Creating a webcam recording is getting easier and easier with modern browser technology. Years ago you had to rely on things like Flash (now being taken out the back and quietly put down by Adobe) or Silverlight or other convoluted plug-ins with questionable stability to offer a camera recorder on your site.
Embed a modern recorder on your site through our HTML5 Video Camera API
But that’s only half the story. If you are going to let your users subject their opinions onto the rest of the world via YouTube or other platforms, then you probably want their videos to look half-decent. After all, people will associate your user-generated videos with your brand and you also want them to hang around and pay you a bit more attention – something you can achieve if your video creators look more like they made an effort to comb their hair and light the scene properly 🙂
4 Tips for your users to create better webcam recordings
So here are our four Clipchamp tips to creating a decent webcam video – feel free to share these tips with your users so you’ll get top-notch clips from them.
1) Let There Be Light
And it was so. Sitting in the dark is both literally and metaphorically not good for you or your viewers. There are a lot of Webcam lighting tutorials on good webcam lighting online but a quality setup doesn’t need to be expensive. And they’ll last for ages.
But if you’re really short of budget the simple solution is to get yourself outside. Try and avoid bright sunshine because first, that’ll make you squint and secondly, any shadows in the background or across your body will stand out like a sore thumb. The best thing to do is try and opt for a relatively cloudy day, around late morning or early afternoon when the sun is still bright but not directly overhead.
2) Position Yourself
There’s a long conversation about this when it comes to your personal brand, but that’s not what we mean here. Basically make sure the camera is correct in relation to your face. NO-ONE wants to see up your nose, and if you look like you’re staring upwards all the time, it’ll start to look awkward to the viewer, and feel even more so for you.
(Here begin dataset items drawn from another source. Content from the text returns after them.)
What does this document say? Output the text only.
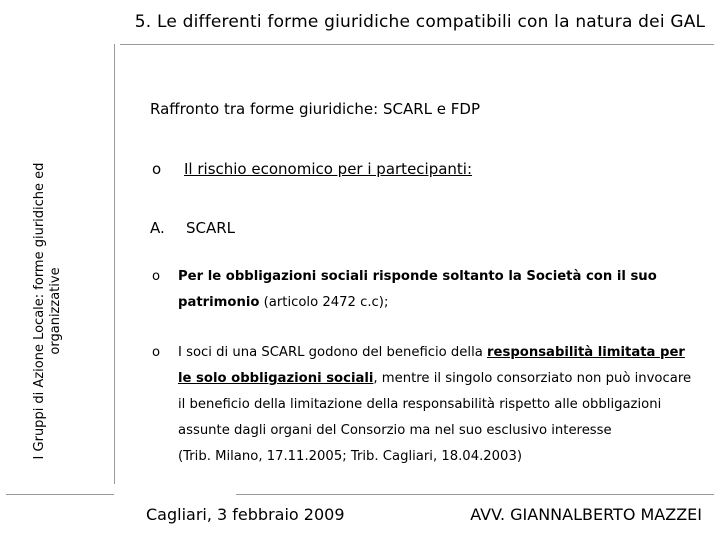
5. Le differenti forme giuridiche compatibili con la natura dei GAL
I Gruppi di Azione Locale: forme giuridiche ed organizzative
Raffronto tra forme giuridiche: SCARL e FDP
o Il rischio economico per i partecipanti:
A. SCARL
o Per le obbligazioni sociali risponde soltanto la Società con il suo patrimonio (articolo 2472 c.c);
o I soci di una SCARL godono del beneficio della responsabilità limitata per le solo obbligazioni sociali, mentre il singolo consorziato non può invocare il beneficio della limitazione della responsabilità rispetto alle obbligazioni assunte dagli organi del Consorzio ma nel suo esclusivo interesse
(Trib. Milano, 17.11.2005; Trib. Cagliari, 18.04.2003)
Cagliari, 3 febbraio 2009	AVV. GIANNALBERTO MAZZEI
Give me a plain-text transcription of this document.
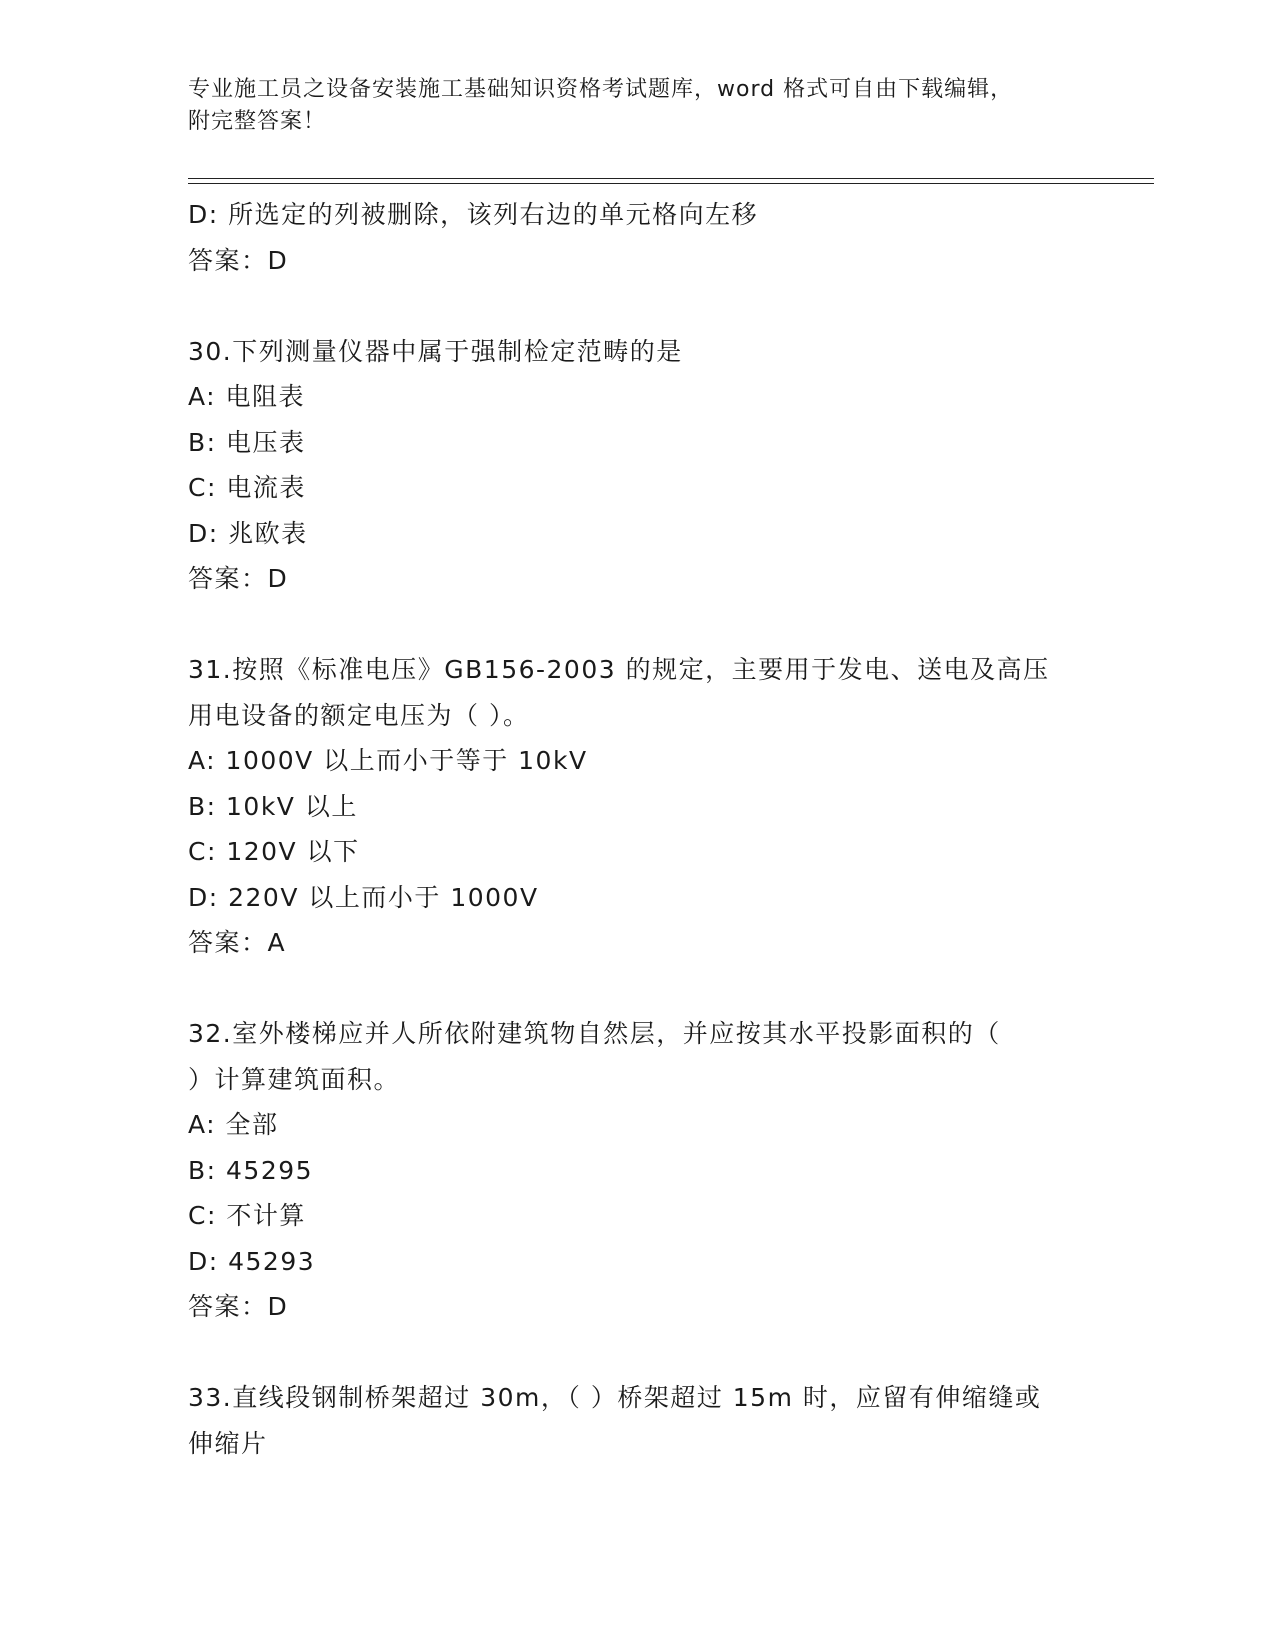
专业施工员之设备安装施工基础知识资格考试题库，word 格式可自由下载编辑，
附完整答案！
D: 所选定的列被删除，该列右边的单元格向左移
答案：D
30.下列测量仪器中属于强制检定范畴的是
A: 电阻表
B: 电压表
C: 电流表
D: 兆欧表
答案：D
31.按照《标准电压》GB156-2003 的规定，主要用于发电、送电及高压
用电设备的额定电压为（ ）。
A: 1000V 以上而小于等于 10kV
B: 10kV 以上
C: 120V 以下
D: 220V 以上而小于 1000V
答案：A
32.室外楼梯应并人所依附建筑物自然层，并应按其水平投影面积的（
）计算建筑面积。
A: 全部
B: 45295
C: 不计算
D: 45293
答案：D
33.直线段钢制桥架超过 30m，（ ）桥架超过 15m 时，应留有伸缩缝或
伸缩片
Mix up your positions too. You don’t have to stay still for the whole recording. Or have the same background. Which will work better when you then jump cut the edit.
3) Jump Cut The Edit
Jump cutting is the simplest and quickest way to record any video. It goes a little something like this: get a friend to read a line to you, record you saying the line, stop the camera. Repeat until script is completed.
You then take all the little bits you’ve recorded and stitch them together in the edit. You might think it could look like a random jigsaw puzzle and feel awkward and, in your first few attempts, it probably will. But you can make some hot looking videos if you can get this working well for you. Check out (the sometimes offensive) Nicole Arbour who does this well if you want any tips.
4) Keep It Short, Stupid
This won’t end well.
Too much of a good thing can be like eating a whole pizza yourself made for 4 people. It seems like a good idea at the start but afterwards, you’re going to suffer for a good few hours and there’s nothing you can do to take it all back.
Video recordings are the same. If in doubt, keep it to 90 seconds. If you think you can keep the audience engaged beyond that, then go for longer, but if you have ANY DOUBT AT ALL, shut up after that point. Ten lots of 90 second videos are going to garner you more attention (and more traffic on YouTube) than a 15-minute epic where people fall asleep after three minutes. You can also drip-feed shorter videos. You can’t drip feed one email.
So if you want to build yourself a YouTube or Facebook empire, hitting the HTML5 webcam bandwagon is a good way to do it. Of course, no amount of editing can help you if you’re boring, but even the most niche subjects can build huge followings. After all, if network TV can produce a show based on fish tank make-overs, then we’re pretty confident you can make successful web video series too.